Faace’s Workout Wonders Kit (£40, wearefaace.com) contains a potent skincare duo that’s perfect for keeping your skin in shape, post-gym. It contains Dirty Faace cleansing wash to clear skin of sweat and other nasties. Following this, apply the Sweaty Faace leave-on mask, which you can leave on as an overnight treatment, or even use as a primer under make-up. Ingredient-wise, both products contain aloe vera to calm, soothe, and hydrate, plus glycerin, which attracts water and holds it in the skin, leaving it feeling and looking smooth and supple. “These ingredients work really well together and are tolerated by most skin types,” says Dr Sonia.
Exfoliant + Moisturiser
Achieving a smooth surface on your face is a trusted route to a fresh, glowing complexion. Exfoliators generally fall into two camps: chemical and physical. “Chemical exfoliators (like AHAs and BHAs) use ingredients that chemically dissolve the ‘glue’ that holds dead and damaged skin cells together, allowing them to be easily lifted away,” explains Q+A’s product development chemist and skincare expert Faye Purcell. “Alpha-hydroxy acids are more commonly associated with surfacelevel exfoliation, as they help to even out fine lines, brighten skin tone, and generally smooth skin. They are water-soluble, which helps increase our moisture levels, making them a good choice for dry and stressed skin. AHAs include glycolic acid, lactic acid, and malic acid.” These exfoliating acids are usually applied like a toner.
“BHAs, or beta-hydroxy acids, are oil-soluble, meaning they can penetrate deeper into our skin, helping with blemishes by absorbing into our pores,” says Faye. “Salicylic acid is a popular BHA, loved for its ability to fight breakouts and rebalance oily skin while azelaic acid is a bit of an unsung hero.”

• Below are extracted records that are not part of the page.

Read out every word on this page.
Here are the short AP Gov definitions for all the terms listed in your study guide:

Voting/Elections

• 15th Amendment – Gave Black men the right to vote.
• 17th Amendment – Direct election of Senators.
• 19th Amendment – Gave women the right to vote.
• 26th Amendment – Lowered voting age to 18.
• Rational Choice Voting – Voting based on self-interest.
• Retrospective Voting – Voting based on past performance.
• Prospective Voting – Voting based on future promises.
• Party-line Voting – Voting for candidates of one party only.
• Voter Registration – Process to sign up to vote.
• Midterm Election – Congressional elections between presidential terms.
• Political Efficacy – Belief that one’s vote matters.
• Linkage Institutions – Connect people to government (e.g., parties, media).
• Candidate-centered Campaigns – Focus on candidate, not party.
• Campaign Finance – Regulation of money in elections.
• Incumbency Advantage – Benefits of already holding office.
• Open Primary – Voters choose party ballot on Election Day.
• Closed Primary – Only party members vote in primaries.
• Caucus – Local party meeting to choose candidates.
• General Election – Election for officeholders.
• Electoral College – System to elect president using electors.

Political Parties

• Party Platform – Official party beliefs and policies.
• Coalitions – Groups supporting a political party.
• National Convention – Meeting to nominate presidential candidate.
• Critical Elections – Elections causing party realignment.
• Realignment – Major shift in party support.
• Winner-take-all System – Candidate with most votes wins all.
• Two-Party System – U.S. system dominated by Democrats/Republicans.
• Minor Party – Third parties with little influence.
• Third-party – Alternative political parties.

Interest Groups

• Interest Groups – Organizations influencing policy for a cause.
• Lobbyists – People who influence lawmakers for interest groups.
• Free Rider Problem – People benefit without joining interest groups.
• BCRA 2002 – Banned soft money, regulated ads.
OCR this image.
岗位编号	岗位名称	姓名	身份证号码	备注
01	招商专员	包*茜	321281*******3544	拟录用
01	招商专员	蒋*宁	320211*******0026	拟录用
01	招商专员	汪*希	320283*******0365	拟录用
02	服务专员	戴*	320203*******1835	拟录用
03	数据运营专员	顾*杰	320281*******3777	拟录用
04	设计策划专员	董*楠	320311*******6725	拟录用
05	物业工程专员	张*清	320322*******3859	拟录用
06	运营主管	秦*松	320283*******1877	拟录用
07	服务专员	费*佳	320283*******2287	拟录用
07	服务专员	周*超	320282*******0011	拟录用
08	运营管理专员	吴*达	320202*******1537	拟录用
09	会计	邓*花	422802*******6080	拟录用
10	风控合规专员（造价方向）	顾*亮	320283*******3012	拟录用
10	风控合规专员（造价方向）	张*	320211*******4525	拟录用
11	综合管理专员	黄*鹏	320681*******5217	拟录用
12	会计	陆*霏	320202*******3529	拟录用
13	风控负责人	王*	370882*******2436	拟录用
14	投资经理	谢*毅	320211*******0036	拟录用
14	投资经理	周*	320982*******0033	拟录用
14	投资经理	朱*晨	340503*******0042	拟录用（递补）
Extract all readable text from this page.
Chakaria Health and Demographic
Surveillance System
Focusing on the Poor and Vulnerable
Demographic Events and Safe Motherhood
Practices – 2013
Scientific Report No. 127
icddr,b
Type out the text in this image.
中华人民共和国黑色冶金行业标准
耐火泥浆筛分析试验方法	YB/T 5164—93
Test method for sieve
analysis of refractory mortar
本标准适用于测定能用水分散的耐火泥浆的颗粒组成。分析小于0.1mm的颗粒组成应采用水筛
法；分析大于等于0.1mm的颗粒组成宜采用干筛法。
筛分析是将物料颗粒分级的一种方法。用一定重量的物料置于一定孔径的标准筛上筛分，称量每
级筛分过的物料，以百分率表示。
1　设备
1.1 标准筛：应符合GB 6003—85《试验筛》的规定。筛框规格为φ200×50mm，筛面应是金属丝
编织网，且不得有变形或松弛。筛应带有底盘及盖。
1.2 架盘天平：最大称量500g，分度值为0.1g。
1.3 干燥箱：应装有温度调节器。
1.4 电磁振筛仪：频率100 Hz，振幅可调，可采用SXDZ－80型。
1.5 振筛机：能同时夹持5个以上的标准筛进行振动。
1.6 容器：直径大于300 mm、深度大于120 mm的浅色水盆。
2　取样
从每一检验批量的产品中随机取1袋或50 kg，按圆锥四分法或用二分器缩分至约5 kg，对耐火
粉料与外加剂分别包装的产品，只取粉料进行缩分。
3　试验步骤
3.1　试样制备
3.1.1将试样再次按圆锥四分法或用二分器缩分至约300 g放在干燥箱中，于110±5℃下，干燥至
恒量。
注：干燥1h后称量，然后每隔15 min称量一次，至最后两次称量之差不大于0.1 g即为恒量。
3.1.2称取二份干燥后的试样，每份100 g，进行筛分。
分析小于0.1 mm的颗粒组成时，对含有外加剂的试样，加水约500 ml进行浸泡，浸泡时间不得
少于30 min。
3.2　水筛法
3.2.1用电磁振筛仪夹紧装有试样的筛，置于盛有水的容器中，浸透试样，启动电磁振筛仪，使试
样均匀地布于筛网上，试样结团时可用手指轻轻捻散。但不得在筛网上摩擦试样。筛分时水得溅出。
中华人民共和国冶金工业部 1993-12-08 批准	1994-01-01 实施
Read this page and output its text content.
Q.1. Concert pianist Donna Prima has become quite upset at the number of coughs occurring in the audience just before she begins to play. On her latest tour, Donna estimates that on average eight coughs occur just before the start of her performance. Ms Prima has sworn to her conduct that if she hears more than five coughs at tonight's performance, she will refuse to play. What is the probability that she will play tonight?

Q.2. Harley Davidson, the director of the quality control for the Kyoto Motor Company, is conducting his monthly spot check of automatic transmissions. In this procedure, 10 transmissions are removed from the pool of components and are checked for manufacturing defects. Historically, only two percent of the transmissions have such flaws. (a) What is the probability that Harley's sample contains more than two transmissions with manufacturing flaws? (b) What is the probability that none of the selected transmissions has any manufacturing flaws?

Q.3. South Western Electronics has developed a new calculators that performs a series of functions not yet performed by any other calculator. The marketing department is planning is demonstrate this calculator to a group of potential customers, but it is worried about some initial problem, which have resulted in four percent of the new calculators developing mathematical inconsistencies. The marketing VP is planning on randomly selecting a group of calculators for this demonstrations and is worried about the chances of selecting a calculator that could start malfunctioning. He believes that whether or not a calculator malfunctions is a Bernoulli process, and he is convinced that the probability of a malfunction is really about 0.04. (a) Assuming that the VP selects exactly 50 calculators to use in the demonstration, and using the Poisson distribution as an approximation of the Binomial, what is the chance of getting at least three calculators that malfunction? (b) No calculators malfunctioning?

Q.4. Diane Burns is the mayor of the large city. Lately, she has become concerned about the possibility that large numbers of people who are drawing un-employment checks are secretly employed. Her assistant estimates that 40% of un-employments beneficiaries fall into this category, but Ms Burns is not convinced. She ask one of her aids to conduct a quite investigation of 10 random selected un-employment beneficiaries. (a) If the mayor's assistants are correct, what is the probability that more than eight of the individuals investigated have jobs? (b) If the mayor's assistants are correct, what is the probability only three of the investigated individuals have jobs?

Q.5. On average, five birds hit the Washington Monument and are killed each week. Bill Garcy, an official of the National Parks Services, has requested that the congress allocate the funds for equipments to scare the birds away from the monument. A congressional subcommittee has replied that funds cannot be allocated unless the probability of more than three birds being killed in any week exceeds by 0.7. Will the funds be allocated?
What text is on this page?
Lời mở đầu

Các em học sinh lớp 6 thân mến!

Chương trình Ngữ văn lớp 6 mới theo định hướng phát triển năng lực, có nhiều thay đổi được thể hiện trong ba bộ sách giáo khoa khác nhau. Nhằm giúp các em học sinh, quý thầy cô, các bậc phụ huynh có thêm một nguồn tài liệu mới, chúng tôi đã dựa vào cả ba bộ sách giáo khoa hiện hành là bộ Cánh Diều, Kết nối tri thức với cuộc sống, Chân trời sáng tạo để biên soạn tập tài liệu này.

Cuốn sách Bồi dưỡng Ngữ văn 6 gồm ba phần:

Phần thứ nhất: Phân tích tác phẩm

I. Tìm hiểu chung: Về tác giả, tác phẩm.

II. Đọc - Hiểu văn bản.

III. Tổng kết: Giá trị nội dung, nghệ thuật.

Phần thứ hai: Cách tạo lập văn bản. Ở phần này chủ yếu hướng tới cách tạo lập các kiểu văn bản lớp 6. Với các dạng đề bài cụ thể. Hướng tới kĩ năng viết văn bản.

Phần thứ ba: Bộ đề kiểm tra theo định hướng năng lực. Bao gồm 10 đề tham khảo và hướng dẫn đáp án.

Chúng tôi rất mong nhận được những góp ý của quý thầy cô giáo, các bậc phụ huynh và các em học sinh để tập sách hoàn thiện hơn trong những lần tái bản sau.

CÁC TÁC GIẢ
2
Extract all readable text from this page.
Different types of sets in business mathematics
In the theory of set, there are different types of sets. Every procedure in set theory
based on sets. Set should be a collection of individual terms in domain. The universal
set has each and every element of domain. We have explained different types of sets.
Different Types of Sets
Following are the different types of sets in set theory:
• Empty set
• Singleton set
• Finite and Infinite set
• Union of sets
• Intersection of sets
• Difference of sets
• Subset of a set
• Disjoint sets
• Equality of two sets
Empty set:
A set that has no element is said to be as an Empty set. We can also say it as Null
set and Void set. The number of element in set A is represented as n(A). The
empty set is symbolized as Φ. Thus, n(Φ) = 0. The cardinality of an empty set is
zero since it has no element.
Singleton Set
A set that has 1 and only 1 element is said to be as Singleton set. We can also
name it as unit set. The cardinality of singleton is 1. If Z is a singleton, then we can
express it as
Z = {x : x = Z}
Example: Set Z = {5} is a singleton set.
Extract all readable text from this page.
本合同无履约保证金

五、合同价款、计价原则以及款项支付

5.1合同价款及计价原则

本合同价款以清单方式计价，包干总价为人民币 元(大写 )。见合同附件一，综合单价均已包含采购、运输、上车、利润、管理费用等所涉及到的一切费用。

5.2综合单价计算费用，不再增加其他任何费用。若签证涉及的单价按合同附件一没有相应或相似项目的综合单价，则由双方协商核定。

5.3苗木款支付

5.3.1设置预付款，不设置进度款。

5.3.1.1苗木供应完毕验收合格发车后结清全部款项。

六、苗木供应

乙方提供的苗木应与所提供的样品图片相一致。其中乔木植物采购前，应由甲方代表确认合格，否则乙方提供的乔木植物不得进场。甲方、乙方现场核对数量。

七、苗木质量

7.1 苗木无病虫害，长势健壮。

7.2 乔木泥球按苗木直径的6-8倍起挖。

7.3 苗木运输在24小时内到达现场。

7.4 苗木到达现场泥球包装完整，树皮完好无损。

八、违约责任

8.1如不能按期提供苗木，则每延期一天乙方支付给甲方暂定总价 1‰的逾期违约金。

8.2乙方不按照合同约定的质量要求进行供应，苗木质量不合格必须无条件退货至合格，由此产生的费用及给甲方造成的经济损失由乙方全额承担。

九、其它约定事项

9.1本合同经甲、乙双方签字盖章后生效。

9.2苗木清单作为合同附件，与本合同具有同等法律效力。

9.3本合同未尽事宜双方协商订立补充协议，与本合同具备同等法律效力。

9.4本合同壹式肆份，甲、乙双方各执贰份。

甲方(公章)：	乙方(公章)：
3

Then there are the physical exfoliators, which contain tiny particles to buff skin’s surface – but choose wisely to avoid any damage. “Any particle with a rough and uneven edge, (like a grain of sugar or pulverised walnut shell) can do more harm than good to your complexion. Crystalline ingredients have jagged edges which can cause tiny tears on the skin known as microabrasions, ultimately leading to broken capillaries, redness and irritation. These tears allow bacteria in, which can result in breakouts and acne flare ups,” warns Faye. “Thankfully, we now have particles like jojoba beads to make physical exfoliation safe for our skin again. Jojoba esters, like those found in our Niacinamide Gentle Exfoliating Cleanser, consist of a complex mixture of natural, long chain fatty acids. Their spherical shape provides the same gentle exfoliation as a microbead to gently lift away dead skin cells and impurities and as they are biodegradable, it makes them both environmentally friendly and safe for all skin types.”
Post-exfoliation is the ideal time to moisturise. Once the dead cells on the outer layer of your skin have been removed, your serums and creams can penetrate more deeply rather than simply sitting on the surface, helping you get your glow on.
The Q+A Glycolic Acid Daily Toner (£8, qandaskin.com) helps brighten and hydrate, as well as reduce pores, blemishes and hyperpigmentation all in one easy swipe. “Glycolic acid is a very effective AHA. It has the smallest molecular weight of all AHAs so it penetrates the deepest and can build collagen in addition to improving tone and texture,” Faye tells us. It also contains hyaluronic acid, which gently hydrates and helps to ward off those pesky fine lines.